US Postal Service letter carrier Juan Padilla puts letters into a mailbox as he walks his delivery route on December 5, 2011 in San Francisco, California.
Credit: Justin Sullivan

After reporting a $5.2 billion loss, the impoverished US Postal Service warned Congress that unless it receives significant help, the agency will be unable to borrow money in the fall. 

The Hill reports the agency's net loss this fiscal year totaled $11.6 billion. 

The Postal Service does not receive tax dollars to support its operations, but instead depends on stamp sales and income from its services.

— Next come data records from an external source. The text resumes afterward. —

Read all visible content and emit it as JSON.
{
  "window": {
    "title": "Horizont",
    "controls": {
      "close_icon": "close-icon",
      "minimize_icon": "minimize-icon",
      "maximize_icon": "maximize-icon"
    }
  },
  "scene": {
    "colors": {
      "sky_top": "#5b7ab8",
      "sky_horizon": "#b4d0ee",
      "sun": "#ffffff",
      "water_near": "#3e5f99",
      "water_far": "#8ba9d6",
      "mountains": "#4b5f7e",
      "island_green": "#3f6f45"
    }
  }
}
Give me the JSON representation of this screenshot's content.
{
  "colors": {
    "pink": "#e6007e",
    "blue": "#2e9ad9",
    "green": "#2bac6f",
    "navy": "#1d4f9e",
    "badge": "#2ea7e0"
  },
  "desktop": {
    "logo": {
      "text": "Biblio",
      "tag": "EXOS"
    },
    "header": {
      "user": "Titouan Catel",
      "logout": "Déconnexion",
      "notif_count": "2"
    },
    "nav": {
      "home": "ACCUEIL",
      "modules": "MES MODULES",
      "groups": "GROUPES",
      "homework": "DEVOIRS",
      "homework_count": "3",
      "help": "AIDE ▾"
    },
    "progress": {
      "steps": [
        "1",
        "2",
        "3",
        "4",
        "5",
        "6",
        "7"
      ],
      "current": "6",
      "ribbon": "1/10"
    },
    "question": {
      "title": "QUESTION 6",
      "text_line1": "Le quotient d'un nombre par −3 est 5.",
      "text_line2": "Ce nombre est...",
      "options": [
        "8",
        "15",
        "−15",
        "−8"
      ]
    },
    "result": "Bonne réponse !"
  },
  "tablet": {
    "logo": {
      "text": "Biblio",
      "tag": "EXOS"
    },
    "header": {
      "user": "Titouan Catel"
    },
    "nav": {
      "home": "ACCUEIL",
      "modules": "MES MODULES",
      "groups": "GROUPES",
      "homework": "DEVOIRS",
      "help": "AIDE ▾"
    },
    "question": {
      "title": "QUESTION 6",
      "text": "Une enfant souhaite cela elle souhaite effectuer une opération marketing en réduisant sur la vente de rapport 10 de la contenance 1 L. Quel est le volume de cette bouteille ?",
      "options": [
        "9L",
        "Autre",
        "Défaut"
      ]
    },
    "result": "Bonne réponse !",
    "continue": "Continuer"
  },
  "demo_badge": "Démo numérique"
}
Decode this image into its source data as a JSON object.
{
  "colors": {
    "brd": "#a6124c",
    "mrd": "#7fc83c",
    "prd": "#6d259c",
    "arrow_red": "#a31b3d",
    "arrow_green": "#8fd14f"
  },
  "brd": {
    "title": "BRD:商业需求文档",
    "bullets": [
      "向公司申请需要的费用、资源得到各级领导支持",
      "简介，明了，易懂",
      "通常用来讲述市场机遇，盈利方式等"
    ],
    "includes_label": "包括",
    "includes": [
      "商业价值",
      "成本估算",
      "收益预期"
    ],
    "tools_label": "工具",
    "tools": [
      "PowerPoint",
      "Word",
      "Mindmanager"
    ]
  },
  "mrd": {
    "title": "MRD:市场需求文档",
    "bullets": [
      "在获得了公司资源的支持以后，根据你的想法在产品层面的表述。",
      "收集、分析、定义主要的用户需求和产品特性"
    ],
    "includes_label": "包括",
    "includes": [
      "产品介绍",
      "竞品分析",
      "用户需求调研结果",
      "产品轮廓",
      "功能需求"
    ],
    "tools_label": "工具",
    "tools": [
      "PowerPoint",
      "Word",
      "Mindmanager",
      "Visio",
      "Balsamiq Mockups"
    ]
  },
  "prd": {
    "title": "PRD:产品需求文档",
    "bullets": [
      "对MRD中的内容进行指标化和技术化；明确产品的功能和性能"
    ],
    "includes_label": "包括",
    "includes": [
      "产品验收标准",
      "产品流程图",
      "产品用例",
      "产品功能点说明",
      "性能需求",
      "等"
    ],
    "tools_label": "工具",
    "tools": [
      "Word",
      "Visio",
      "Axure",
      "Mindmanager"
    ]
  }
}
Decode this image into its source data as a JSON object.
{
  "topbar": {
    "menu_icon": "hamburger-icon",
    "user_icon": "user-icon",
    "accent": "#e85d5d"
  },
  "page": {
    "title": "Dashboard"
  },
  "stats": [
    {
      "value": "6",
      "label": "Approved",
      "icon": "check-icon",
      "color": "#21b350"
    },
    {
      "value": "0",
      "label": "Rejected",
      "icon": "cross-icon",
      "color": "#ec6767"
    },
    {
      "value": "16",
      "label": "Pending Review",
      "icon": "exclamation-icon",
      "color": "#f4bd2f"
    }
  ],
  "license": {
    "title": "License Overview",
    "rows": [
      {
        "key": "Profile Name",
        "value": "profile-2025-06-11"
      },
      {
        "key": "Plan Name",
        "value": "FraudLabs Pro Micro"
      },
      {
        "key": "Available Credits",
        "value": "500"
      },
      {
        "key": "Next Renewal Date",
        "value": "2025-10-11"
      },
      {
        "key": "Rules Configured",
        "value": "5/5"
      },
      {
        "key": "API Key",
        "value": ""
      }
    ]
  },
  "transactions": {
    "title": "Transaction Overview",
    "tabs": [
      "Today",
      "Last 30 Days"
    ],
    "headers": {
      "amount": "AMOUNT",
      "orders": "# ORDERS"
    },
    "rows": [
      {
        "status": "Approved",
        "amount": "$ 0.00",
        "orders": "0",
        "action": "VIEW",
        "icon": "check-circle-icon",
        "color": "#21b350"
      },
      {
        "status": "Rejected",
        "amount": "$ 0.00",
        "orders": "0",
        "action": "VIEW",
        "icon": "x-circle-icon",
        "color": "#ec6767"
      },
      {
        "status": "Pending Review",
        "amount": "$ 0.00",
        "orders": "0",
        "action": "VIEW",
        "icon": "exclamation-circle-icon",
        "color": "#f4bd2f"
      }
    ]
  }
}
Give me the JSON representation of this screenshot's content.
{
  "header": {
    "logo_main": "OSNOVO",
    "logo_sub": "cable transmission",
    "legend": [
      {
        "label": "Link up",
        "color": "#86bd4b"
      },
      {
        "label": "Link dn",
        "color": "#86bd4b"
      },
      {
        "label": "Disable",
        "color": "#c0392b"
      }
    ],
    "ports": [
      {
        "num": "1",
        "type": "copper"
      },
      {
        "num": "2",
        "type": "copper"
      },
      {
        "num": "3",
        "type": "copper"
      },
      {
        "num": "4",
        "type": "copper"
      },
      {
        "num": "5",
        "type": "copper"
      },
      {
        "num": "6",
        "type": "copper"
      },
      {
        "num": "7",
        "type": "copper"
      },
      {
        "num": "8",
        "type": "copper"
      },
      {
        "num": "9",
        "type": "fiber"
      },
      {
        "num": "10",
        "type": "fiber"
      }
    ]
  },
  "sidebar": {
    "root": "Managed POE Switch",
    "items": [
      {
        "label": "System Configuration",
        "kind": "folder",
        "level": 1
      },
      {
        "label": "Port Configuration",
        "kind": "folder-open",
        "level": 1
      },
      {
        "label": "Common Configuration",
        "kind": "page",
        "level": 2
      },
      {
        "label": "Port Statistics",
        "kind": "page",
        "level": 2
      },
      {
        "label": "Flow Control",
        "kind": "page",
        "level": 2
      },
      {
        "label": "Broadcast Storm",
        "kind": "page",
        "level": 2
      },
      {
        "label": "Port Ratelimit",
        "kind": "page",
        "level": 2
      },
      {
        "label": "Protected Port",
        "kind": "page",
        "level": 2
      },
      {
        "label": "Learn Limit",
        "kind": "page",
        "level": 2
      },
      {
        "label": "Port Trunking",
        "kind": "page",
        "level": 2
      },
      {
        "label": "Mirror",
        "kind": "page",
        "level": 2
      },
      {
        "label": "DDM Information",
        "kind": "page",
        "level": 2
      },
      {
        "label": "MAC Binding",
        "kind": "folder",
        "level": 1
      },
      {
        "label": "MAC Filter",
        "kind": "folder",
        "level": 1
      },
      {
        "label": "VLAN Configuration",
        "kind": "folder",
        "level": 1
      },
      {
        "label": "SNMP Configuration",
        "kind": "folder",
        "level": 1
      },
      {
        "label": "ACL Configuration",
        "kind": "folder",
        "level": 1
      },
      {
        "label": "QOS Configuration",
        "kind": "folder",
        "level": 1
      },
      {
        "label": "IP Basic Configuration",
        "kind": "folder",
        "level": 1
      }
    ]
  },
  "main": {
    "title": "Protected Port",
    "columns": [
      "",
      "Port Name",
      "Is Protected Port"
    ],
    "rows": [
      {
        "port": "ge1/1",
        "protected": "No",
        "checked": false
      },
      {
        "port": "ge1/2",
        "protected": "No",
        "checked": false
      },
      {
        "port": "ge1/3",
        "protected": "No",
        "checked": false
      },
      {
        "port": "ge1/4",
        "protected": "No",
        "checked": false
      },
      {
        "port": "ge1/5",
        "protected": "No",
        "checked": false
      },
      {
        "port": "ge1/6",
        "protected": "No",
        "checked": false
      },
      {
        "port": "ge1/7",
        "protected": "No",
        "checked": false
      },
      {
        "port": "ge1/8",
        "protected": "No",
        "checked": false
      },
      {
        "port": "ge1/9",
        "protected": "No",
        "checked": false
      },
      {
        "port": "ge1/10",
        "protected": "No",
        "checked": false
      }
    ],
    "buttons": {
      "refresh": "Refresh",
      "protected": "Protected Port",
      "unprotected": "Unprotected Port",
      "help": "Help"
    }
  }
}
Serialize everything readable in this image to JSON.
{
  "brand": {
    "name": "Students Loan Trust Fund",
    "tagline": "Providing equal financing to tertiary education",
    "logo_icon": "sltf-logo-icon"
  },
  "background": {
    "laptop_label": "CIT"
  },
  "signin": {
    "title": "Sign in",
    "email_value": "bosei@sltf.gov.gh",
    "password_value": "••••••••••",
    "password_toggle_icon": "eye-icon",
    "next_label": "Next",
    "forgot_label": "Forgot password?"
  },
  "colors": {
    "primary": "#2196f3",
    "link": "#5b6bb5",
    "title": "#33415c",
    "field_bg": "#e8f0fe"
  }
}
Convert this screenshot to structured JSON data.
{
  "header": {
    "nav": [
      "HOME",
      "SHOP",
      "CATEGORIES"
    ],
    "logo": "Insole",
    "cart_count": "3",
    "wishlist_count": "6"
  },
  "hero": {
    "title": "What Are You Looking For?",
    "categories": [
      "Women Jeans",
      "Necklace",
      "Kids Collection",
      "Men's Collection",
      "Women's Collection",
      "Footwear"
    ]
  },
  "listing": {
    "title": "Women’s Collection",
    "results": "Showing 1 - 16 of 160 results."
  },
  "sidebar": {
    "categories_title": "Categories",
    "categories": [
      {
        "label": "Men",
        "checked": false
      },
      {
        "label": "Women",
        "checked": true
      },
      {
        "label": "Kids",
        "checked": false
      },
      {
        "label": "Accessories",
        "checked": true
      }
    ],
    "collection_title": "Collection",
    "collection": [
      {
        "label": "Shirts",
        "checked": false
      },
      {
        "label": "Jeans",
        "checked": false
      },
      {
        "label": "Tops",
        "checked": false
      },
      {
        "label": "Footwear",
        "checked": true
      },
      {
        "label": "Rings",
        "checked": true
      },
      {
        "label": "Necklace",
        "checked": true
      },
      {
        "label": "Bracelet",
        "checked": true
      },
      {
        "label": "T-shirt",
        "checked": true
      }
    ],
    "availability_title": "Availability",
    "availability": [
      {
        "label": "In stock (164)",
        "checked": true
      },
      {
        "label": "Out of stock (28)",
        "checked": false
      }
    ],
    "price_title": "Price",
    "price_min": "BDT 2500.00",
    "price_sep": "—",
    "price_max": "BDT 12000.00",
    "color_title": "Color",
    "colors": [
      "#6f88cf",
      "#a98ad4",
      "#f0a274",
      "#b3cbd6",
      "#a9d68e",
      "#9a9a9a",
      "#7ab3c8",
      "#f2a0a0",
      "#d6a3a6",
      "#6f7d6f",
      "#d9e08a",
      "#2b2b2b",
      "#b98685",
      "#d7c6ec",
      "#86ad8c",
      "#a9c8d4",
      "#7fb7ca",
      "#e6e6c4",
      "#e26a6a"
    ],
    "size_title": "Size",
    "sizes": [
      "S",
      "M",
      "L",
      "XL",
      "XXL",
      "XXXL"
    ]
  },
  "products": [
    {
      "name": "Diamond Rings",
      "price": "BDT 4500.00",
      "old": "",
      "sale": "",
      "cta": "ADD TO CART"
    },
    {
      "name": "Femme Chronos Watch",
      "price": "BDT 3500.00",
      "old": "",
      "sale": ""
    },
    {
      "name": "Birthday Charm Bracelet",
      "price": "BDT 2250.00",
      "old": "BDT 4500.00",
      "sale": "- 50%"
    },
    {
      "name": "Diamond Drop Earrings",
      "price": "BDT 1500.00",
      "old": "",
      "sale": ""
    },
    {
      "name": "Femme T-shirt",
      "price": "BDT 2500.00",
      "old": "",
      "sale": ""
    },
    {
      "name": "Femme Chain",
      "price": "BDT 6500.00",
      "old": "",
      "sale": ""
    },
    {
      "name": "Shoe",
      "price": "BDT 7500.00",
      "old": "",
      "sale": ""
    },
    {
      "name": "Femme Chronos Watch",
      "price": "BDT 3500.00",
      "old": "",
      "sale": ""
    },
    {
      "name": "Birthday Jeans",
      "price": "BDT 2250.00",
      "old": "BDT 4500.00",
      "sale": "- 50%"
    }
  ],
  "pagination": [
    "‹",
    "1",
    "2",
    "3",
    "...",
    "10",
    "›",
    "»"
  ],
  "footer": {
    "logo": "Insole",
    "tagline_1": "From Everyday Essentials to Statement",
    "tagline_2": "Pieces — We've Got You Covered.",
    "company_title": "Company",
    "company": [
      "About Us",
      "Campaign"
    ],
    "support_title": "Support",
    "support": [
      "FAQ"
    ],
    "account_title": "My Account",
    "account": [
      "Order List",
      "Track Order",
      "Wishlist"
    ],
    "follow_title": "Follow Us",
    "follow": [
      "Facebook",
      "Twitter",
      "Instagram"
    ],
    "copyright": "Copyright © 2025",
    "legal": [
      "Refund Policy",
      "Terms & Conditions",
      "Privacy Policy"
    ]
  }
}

The US Postal Service website had this to say:

“We remain confident that Congress will do its part to help put the Postal Service on a path to financial stability. We will continue to take actions under our control to improve operational efficiency and generate revenue by offering new products and services to meet our customers changing needs."

“Moving forward with our business plan will make the Postal Service financially self-sustaining, provide a platform for future growth and preserve our mission to provide secure, reliable and affordable universal delivery services for generations to come.”

Reuters reports the majority of the $5.2 billion third quarter loss was the result of money the agency needed to set aside for its retiree payments. 

The agency's trouble is also partly due to Americans foregoing mail and communicating online.  

USPS defaulted in August on what Reuters said was a "scheduled $5.5 billion payment to the U.S. Treasury for future retiree healthcare costs."